La loi Pacte du 22 mai 2019 prévoit que les CCI puissent proposer des prestations payantes, au-delà de leurs missions prioritaires financées par la taxe pour frais de chambres. Sans compter les transformations au niveau des ressources humaines, le statut public du personnel étant amené à disparaître. "Nous avons joué le jeu et nous ne nous sommes jamais arrêtés, avec notre présence sur le territoire, le nombre de nos apprentis qui augmente, les conventions signées avec les collectivités territoriales… Nous avons besoin maintenant d'un arrêt des réductions financières pour voir comment fonctionne notre nouveau modèle économique et comment les chambres atteignent leur équilibre financier. Après quoi, nous serons d'accord pour rediscuter de la répartition des ressources."

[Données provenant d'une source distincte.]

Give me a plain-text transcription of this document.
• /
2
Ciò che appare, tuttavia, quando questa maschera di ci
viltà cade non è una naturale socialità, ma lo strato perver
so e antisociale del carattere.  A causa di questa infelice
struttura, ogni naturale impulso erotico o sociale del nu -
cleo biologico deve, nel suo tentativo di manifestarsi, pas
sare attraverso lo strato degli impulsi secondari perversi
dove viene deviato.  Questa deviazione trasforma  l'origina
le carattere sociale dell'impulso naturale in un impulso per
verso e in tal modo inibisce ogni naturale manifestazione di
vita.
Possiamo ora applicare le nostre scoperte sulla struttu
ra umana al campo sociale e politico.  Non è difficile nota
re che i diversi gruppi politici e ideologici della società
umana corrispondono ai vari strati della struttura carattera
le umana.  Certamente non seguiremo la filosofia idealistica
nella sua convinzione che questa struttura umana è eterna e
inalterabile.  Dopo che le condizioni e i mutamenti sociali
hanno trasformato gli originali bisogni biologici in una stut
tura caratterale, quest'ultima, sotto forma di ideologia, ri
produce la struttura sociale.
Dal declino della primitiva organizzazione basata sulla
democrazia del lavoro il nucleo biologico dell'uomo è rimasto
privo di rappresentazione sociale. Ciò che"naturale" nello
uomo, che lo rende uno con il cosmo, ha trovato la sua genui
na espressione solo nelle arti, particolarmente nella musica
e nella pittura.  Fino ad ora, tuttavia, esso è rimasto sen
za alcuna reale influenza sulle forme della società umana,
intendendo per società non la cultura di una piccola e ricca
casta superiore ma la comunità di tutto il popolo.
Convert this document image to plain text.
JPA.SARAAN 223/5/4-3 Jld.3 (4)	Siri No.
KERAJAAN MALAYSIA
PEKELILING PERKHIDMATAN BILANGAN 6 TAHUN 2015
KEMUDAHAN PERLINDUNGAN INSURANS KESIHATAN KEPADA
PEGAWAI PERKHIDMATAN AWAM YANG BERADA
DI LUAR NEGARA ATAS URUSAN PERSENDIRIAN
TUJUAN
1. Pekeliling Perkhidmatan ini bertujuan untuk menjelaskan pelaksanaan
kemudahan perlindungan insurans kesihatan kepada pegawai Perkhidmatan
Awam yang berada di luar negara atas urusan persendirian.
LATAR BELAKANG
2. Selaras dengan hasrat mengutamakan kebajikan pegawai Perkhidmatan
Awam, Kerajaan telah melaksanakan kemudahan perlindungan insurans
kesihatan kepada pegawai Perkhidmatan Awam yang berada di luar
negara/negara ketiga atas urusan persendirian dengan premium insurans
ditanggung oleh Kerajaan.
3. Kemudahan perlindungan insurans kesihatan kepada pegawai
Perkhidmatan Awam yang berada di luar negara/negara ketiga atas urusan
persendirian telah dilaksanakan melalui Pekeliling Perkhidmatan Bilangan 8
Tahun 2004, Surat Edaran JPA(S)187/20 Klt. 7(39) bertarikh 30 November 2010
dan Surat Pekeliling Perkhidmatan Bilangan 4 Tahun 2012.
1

Les CCI hyper-rurales en difficulté
Dans cette transformation des CCI, celles situées dans les territoires ruraux ou d'outre-mer sont davantage en difficulté, du fait d'une présence entrepreneuriale moins importante et de la prépondérance de très petites entreprises (TPE). Un cri d'alerte avait d'ailleurs été lancé il y a quelques jours par Françoise Cayre, présidente de la CCI de Corrèze. Signalant que sa chambre avait du mal à vendre ses prestations sur un marché très limité, elle avait appelé le gouvernement à débloquer une enveloppe spécifique pour les 17 CCI hyper-rurales. En 2012, plus de 60% du budget annuel de la CCI de Corrèze provenait de la ressource fiscale, soit environ 5,8 millions d'euros. En 2018, la ressource fiscale est tombée à 3,3 millions d'euros et en 2022, elle devrait atteindre 1,5 million d'euros seulement, soit une réduction de l'ordre de 75% en dix ans…

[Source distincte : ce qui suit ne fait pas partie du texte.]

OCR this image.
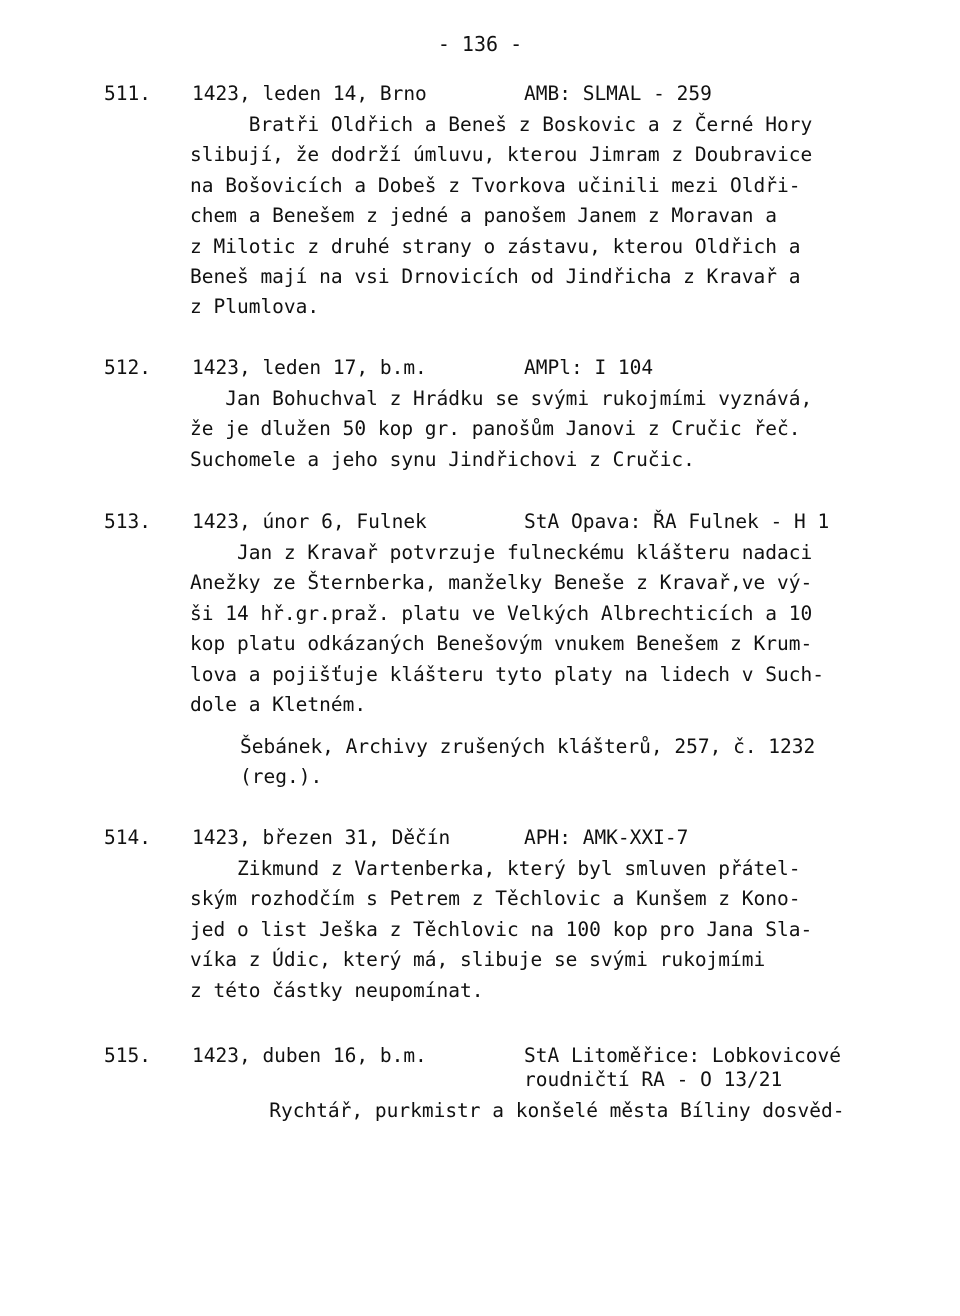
- 136 -
511. 1423, leden 14, Brno	AMB: SLMAL - 259
Bratři Oldřich a Beneš z Boskovic a z Černé Hory
slibují, že dodrží úmluvu, kterou Jimram z Doubravice
na Bošovicích a Dobeš z Tvorkova učinili mezi Oldři-
chem a Benešem z jedné a panošem Janem z Moravan a
z Milotic z druhé strany o zástavu, kterou Oldřich a
Beneš mají na vsi Drnovicích od Jindřicha z Kravař a
z Plumlova.
512. 1423, leden 17, b.m.	AMPl: I 104
Jan Bohuchval z Hrádku se svými rukojmími vyznává,
že je dlužen 50 kop gr. panošům Janovi z Cručic řeč.
Suchomele a jeho synu Jindřichovi z Cručic.
513. 1423, únor 6, Fulnek	StA Opava: ŘA Fulnek - H 1
Jan z Kravař potvrzuje fulneckému klášteru nadaci
Anežky ze Šternberka, manželky Beneše z Kravař,ve vý-
ši 14 hř.gr.praž. platu ve Velkých Albrechticích a 10
kop platu odkázaných Benešovým vnukem Benešem z Krum-
lova a pojišťuje klášteru tyto platy na lidech v Such-
dole a Kletném.
Šebánek, Archivy zrušených klášterů, 257, č. 1232
(reg.).
514. 1423, březen 31, Děčín	APH: AMK-XXI-7
Zikmund z Vartenberka, který byl smluven přátel-
ským rozhodčím s Petrem z Těchlovic a Kunšem z Kono-
jed o list Ješka z Těchlovic na 100 kop pro Jana Sla-
víka z Údic, který má, slibuje se svými rukojmími
z této částky neupomínat.
515. 1423, duben 16, b.m.	StA Litoměřice: Lobkovicové
roudničtí RA - O 13/21
Rychtář, purkmistr a konšelé města Bíliny dosvěd-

Toutefois, pour Pierre Goguet, le système de péréquation national, prévu dans la loi Pacte et dans le contrat d'objectifs et de performance signé en avril 2019 avec l'Etat, répond à la situation des CCI rurales et d'outre-mer. Ce fonds représente quelques dizaines de millions d'euros pour ces structures. "Globalement, ces CCI ne sont pas en danger mais elles sont amenées à faire la démonstration de leur performance et nous avons bien conscience que c'est plus compliqué pour elles que pour les autres CCI", précise Pierre Goguet.
Pour le président de CCI France, il semble que le gouvernement, incarné sur ce dossier par Bruno Le Maire, ministre de l'Économie, et Agnès Pannier-Runacher, secrétaire d'État, a pris conscience que les CCI étaient nécessaires pour conduire les politiques économiques de l'État dans les territoires. La demande de pause de CCI France est en outre appuyée par les organisations patronales, la CPME et le Medef ayant réagi dans ce sens auprès du gouvernement.